Judges or deliverers?
"This Moses whom they rejected, saying, ‘Who made you a ruler and a judge?’ is the one God sent to be a ruler and a deliverer by the hand of the Angel who appeared to him in the bush" (Acts 7:35).
As we know, Moses failed in his first attempt to deliver the people of Israel. The cause of his failure is shown to us clearly – he rose up as a ruler and judge of his brothers, when God wanted to send him (as he did later) in the quality of a ruler and deliverer.
There is a big difference between being a judge and deliverer. In Moses that difference was very significant. When he tried to defend the Israelite from the hands of the Egyptian, he killed the Egyptian. Then, when he wanted to put peace between two Israelites that argued, Moses thought that his brothers understood that God would deliver them by his hands. His attitude was that of a prince that overpowers others, of him who thinks he is someone in his own eyes, not of a deliverer who wishes to alleviate their loads.
It's possible to have the wrong attitude when dealing with our brothers; yet, without a doubt, it's also possible to have the attitude of the judge. Nevertheless, God has not called us to judge. We make violence to their consciousness, we assume control of their lives, we decide for them, and we place heavy loads on their shoulders. But we must know that God never assigned us that mission.
God's desire is to remove their loads, deliver his people from the threatening finger, comfort the heartbroken, and break the yokes of sin. Moses had to wait forty years to understand this. He was not chosen to gain power over God's people but to serve them in love. He would have to be cleansed from the greatness in which he grew up, of his vain education, and of his many triumphs. He had to learn, in the desert, the work of a shepherd, how to care for the lost sheep, how to bandage the broken ones, and lead them to better pastures.
At present, there are many judges and few deliverers. The threatening finger of many is unstoppable, over the heads of the beloved ones of God, to demand gifts, to threaten them with the pains of hell if they are not faithful to them, if they do not respond with their particular expectations, and if they do not please their desires of greatness.

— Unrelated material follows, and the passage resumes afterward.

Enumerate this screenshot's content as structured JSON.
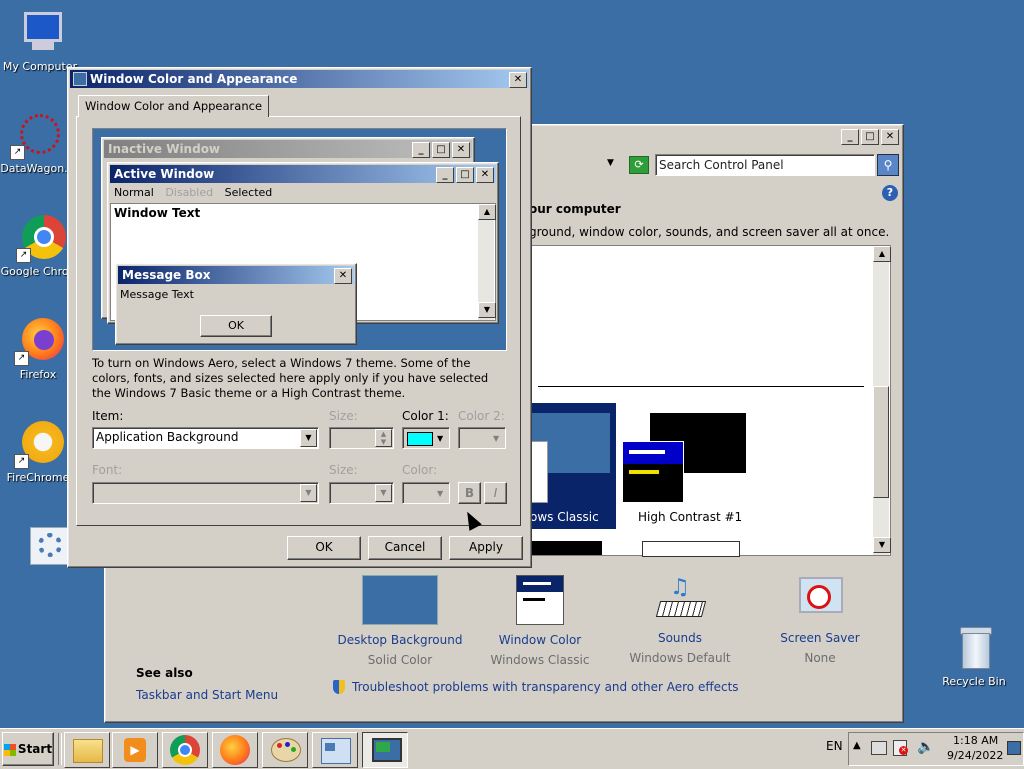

There are many judges that want to make a name for themselves, create religious empires at the cost of the simple children of God; and then they will have to oppress them, frighten them and use them for their egoistic aims.

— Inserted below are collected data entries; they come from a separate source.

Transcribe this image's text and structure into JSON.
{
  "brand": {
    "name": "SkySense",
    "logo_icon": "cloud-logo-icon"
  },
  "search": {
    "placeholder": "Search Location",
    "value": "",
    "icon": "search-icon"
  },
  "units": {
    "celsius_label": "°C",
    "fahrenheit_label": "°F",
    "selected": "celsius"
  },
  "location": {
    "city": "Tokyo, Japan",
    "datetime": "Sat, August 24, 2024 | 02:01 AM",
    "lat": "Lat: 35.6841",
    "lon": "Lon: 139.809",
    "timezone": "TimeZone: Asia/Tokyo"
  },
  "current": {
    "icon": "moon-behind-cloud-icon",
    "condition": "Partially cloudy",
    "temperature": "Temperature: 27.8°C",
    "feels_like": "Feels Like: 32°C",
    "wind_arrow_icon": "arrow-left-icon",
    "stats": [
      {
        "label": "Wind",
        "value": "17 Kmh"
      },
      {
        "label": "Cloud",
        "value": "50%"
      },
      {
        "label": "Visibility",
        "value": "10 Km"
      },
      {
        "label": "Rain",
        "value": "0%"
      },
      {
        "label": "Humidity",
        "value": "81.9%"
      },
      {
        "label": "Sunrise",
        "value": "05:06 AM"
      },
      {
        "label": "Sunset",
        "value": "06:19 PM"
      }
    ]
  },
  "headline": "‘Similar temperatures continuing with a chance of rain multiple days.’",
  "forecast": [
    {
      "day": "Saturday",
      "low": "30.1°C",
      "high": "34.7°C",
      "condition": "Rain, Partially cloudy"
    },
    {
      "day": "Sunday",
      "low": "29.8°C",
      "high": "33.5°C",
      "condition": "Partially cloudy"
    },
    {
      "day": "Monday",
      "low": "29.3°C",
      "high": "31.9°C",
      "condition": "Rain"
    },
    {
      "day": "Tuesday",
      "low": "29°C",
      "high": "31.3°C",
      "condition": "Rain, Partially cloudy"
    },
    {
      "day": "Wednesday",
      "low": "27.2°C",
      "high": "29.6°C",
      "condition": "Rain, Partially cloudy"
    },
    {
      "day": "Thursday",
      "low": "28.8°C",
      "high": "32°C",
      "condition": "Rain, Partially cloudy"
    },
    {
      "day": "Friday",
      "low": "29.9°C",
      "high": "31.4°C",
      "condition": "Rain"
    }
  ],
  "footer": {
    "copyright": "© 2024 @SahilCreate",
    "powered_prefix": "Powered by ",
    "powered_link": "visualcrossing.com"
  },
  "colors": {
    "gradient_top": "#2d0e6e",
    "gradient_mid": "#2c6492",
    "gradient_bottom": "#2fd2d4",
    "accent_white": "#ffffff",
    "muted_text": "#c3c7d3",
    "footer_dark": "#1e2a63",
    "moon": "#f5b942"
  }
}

The Lord Jesus says: “The Son of Man did not come to be serve, but to serve, and to give his life in ransom for many” (Mat. 20:20). To be served, admired, honored and followed, is not the goal of the servants of God, but to serve all, so that all may receive from Christ the portion needed; to be channels through which the love of Christ, the grace of God, and the fellowship of the Holy Spirit be expressed and meet all their needs, especially of deliverance. That they may be free from fear and slavery. Free for God.